Final answer:
The calculation shows that 54.0 kg of Al2O3 will be produced when 28.6 kg of Al reacts with an excess of Fe2O3 in a thermite reaction. This answer is not among the provided options, indicating a potential error in the question or choices.
Step-by-step explanation:
The question asks how many kilograms of aluminum oxide (Al2O3) will be produced if 28.6 kg of aluminum (Al) reacts with an excess of iron(III) oxide (Fe2O3) in a thermite reaction. This is a stoichiometry problem involving molar mass and mole-to-mole conversion. To solve this, we need to follow these steps
Step 1: Moles of Al = 28600 g / 26.98 g/mol = 1060.04 mol Al
Step 2: The molar ratio of Al to Al2O3 is 2:1, so for every 2 moles of Al, 1 mole of Al2O3 is produced.
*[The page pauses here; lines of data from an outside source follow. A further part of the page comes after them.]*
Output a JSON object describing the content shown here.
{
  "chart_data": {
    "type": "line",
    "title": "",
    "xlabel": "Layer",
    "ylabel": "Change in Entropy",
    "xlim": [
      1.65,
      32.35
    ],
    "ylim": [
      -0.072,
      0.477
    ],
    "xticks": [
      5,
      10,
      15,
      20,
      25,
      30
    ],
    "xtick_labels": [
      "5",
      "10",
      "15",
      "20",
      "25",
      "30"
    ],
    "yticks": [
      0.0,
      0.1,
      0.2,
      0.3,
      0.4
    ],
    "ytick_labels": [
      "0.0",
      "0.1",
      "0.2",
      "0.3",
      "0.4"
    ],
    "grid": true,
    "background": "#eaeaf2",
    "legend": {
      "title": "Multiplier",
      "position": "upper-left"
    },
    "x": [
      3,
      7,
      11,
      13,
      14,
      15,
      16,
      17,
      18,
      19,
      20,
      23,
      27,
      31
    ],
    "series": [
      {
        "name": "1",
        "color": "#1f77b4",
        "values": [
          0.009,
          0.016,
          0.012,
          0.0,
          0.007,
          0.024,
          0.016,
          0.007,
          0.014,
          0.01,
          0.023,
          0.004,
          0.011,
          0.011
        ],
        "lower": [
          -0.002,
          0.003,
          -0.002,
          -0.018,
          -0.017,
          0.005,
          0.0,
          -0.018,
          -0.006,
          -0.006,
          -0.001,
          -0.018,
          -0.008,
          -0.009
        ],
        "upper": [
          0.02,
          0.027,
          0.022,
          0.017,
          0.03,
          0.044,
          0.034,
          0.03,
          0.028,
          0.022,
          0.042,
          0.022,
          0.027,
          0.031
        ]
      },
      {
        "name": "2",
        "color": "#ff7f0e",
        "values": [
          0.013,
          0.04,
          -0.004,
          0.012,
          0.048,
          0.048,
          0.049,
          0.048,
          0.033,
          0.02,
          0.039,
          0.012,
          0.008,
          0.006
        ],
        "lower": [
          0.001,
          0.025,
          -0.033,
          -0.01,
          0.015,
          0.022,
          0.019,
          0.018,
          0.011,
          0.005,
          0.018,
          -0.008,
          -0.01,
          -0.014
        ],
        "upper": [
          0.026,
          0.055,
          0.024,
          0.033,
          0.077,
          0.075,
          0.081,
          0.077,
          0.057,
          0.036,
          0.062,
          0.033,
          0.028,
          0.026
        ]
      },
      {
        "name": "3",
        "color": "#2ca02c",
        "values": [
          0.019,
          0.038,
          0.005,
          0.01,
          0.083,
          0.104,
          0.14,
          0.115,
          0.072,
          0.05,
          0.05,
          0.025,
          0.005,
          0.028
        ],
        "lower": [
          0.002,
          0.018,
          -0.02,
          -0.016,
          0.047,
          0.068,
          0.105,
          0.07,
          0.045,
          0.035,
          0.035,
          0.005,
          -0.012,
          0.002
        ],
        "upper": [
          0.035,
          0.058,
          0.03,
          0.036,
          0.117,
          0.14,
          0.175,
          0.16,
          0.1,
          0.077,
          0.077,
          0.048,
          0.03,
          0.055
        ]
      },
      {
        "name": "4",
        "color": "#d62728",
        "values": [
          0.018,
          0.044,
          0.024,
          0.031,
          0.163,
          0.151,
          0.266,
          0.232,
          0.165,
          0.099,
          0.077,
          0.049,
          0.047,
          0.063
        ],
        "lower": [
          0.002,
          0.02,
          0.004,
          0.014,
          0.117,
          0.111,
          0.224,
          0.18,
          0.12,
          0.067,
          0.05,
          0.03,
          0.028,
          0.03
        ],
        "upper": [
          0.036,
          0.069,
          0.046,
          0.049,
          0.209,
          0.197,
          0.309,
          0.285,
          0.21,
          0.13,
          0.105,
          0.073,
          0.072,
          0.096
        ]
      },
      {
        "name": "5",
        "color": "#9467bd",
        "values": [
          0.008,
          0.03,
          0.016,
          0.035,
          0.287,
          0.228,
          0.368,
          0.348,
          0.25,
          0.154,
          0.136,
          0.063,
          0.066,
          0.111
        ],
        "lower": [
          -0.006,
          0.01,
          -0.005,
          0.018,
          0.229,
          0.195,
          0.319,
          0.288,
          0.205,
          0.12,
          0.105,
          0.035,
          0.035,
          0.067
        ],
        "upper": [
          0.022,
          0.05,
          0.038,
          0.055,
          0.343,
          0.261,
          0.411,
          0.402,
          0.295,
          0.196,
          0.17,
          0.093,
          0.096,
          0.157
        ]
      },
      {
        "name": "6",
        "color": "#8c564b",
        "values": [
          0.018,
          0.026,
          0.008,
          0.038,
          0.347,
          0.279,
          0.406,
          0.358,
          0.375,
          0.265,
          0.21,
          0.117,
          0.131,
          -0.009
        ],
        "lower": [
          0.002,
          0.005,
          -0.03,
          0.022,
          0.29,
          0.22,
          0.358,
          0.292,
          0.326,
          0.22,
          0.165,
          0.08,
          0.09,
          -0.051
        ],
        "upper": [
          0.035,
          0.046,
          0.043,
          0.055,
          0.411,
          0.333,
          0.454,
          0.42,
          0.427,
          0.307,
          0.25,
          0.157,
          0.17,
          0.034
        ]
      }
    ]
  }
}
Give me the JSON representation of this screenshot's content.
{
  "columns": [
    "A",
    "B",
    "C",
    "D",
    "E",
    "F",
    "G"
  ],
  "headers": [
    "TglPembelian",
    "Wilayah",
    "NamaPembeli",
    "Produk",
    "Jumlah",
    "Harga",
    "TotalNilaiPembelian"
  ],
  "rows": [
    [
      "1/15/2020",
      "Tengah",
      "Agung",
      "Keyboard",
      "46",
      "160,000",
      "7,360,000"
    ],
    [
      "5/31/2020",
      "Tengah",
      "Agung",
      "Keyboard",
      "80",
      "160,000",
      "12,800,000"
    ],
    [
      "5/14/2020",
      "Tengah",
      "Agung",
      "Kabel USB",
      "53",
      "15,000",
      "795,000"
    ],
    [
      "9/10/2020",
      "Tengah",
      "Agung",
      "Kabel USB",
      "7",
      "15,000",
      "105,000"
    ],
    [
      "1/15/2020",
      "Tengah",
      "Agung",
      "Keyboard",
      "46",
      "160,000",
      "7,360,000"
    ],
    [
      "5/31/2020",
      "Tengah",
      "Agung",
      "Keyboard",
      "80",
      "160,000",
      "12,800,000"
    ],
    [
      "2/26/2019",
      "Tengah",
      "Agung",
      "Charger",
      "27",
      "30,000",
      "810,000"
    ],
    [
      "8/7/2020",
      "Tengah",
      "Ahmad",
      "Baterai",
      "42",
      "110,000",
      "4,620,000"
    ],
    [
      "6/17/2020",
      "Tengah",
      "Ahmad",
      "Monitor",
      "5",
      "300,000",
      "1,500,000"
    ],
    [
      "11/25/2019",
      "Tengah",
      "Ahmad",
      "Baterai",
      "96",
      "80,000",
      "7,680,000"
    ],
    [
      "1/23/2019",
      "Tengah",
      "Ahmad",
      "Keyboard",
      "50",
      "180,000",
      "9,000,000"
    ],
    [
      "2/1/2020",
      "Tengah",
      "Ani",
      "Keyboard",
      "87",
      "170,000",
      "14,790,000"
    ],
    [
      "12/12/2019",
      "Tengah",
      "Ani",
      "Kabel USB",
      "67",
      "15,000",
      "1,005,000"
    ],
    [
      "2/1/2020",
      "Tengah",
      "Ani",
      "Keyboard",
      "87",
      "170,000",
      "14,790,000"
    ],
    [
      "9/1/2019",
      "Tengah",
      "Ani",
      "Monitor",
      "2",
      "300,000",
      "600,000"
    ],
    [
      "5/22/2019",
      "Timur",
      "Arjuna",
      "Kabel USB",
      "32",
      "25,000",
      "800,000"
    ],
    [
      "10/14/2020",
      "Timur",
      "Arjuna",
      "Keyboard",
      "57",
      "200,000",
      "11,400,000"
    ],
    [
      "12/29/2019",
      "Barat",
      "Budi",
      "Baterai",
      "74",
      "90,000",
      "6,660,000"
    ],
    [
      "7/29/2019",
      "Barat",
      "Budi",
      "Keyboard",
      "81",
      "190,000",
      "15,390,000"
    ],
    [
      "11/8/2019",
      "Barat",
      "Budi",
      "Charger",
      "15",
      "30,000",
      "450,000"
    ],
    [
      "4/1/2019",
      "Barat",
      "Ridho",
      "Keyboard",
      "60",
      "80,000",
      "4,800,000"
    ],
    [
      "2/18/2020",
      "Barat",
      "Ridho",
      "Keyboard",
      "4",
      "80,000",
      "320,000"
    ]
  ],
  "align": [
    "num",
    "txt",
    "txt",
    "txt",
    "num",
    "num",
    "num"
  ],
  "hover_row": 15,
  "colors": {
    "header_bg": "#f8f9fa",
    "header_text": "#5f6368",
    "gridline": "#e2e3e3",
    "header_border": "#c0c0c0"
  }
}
Step 3: Moles of Al2O3 = 1060.04 mol Al / 2 = 530.02 mol Al2O3
Step 4: Mass of Al2O3 = 530.02 mol * 101.96 g/mol = 54023.5 g
Step 5: Mass of Al2O3 in kg = 54023.5 g / 1000 = 54.0 kg
The correct answer is not provided in the options a, b, c, and d. There might be a mistake in the question or answer choices. Based on calculations, 54.0 kg of Al2O3 will be produced.